As a part of the insurance industry, there is one thing we know for sure – there will be another disaster – it could be another hurricane, a tornado, a bad winter storm, or a bomb explosion. In fact, Teresa in our Micco office has a son going to MIT in Boston during the Boston Marathon bombings and manhunt, so I figured this would be a timely blog. . . don’t worry. . . he was not harmed.
Whether these disasters strike without warning or you have several days to plan. . . finding out if friends, family, and co-workers are OK is a top priority.
Unfortunately, getting in touch isn’t always easy: Cell towers can be overwhelmed with the sudden increase in traffic and land lines can be jammed with the massive amount of calls flowing in and out of an affected area. In a natural disaster the cell towers could be damaged and out of commission.
The following are some tips for getting in touch. This is by no means a complete list. If you have additional tips, please share them in the comments.
- Don’t make a phone call. Leave the lines open for emergency personnel.
- Use Text. This is the method used by Teresa’s son. Text messages use less bandwidth and the smaller data packets can often get through much faster than voice. There are lots of stories of text working after Sandy when phone calls didn’t. Make sure you have the mobile phone numbers of friends, family, and staff in an easily accessible contact list.
- Use Smartphone Apps. Cellular networks and phone lines are generally limited to only one communication method whereas apps like GroupMe, Twitter, or Facebook allow you to leave messages in several different ways.
If you’re the person someone is trying to reach then:
- Find a hardwired data connection if at all possible. If you’re in an affected area, a cable Internet connection might be your best bet; because of the generally faster connection speeds they are able to handle larger surges of traffic, and have a decent track record of withstanding worst-case scenarios.
- Tell us you are OK! Use email and/or all of your social platforms. Update your Facebook status, tweet your condition and whereabouts. Whether you’re totally fine or in desperate need of help, let your on-line world know and let the Internet work for you. You’d be surprised how many people are worried.
- Update your voicemail message. If you can make only one call, make it to your voicemail. Change your outgoing message so when others try to call you and it goes straight to voicemail, they can get an update on your current status.
Make sure you have access to power. Any mobile device will be useless without power to recharge. Here are some tips on extending the battery life of your devices:
- Use a battery case for your smartphone.

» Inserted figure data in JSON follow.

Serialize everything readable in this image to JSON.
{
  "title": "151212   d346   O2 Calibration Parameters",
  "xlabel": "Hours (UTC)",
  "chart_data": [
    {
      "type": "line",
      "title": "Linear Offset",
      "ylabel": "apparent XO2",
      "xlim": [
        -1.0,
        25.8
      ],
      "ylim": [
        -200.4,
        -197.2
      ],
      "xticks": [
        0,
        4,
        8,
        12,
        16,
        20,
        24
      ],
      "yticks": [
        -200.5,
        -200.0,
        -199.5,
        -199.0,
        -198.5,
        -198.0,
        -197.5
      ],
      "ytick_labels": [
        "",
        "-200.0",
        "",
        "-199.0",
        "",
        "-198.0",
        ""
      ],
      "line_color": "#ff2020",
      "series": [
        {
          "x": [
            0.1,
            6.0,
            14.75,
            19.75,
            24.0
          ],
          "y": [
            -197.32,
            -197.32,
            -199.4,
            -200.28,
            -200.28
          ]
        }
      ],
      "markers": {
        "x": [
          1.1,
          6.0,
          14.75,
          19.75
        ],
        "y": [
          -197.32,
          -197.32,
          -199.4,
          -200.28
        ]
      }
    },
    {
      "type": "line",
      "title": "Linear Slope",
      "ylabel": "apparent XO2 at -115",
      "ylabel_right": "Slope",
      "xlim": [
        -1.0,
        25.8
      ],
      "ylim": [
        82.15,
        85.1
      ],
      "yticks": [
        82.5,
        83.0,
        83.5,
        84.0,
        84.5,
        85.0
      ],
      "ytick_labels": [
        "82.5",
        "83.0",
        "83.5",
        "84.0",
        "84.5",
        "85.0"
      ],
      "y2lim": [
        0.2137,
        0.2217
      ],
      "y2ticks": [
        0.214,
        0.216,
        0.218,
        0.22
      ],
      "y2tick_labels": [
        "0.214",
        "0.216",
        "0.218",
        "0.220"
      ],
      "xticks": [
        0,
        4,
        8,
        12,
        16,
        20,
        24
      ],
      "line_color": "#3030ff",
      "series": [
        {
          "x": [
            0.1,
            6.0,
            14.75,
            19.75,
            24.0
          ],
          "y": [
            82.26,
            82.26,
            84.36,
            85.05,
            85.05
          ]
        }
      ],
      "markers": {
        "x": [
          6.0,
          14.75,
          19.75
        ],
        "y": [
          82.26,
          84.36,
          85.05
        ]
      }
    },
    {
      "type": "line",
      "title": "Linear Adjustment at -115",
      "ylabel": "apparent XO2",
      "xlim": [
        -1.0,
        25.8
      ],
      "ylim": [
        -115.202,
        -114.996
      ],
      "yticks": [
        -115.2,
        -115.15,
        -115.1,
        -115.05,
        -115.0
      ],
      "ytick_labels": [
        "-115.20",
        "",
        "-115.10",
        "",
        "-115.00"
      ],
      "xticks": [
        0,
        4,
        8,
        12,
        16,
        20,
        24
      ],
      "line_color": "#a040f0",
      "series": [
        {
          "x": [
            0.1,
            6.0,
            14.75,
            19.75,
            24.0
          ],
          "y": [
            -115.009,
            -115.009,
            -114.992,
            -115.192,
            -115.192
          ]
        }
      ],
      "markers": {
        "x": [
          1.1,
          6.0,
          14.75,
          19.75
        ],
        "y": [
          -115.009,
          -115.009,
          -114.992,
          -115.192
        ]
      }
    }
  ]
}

- Turn off unnecessary connections. If you can’t make phone calls then put your phone on airplane mode to turn off cellular, Wi-Fi, and Bluetooth connections. This will help conserve extra battery power.
- Also, be sure to keep your emergency contact list up to date.
If something does happen and a loved one is injured or killed, authorities, your employer, or organization officials should be able to get in touch with a trusted friend or family member of yours.
Lastly, I have often recommended keeping your business card or contact info tucked between your phone and the case to help a good Samaritan in returning your phone even if the phone is dead or has password protection. During an emergency, this can allow others to identify you or locate your emergency contact if you are injured or killed and other identification (wallet, drivers license, etc) is unavailable.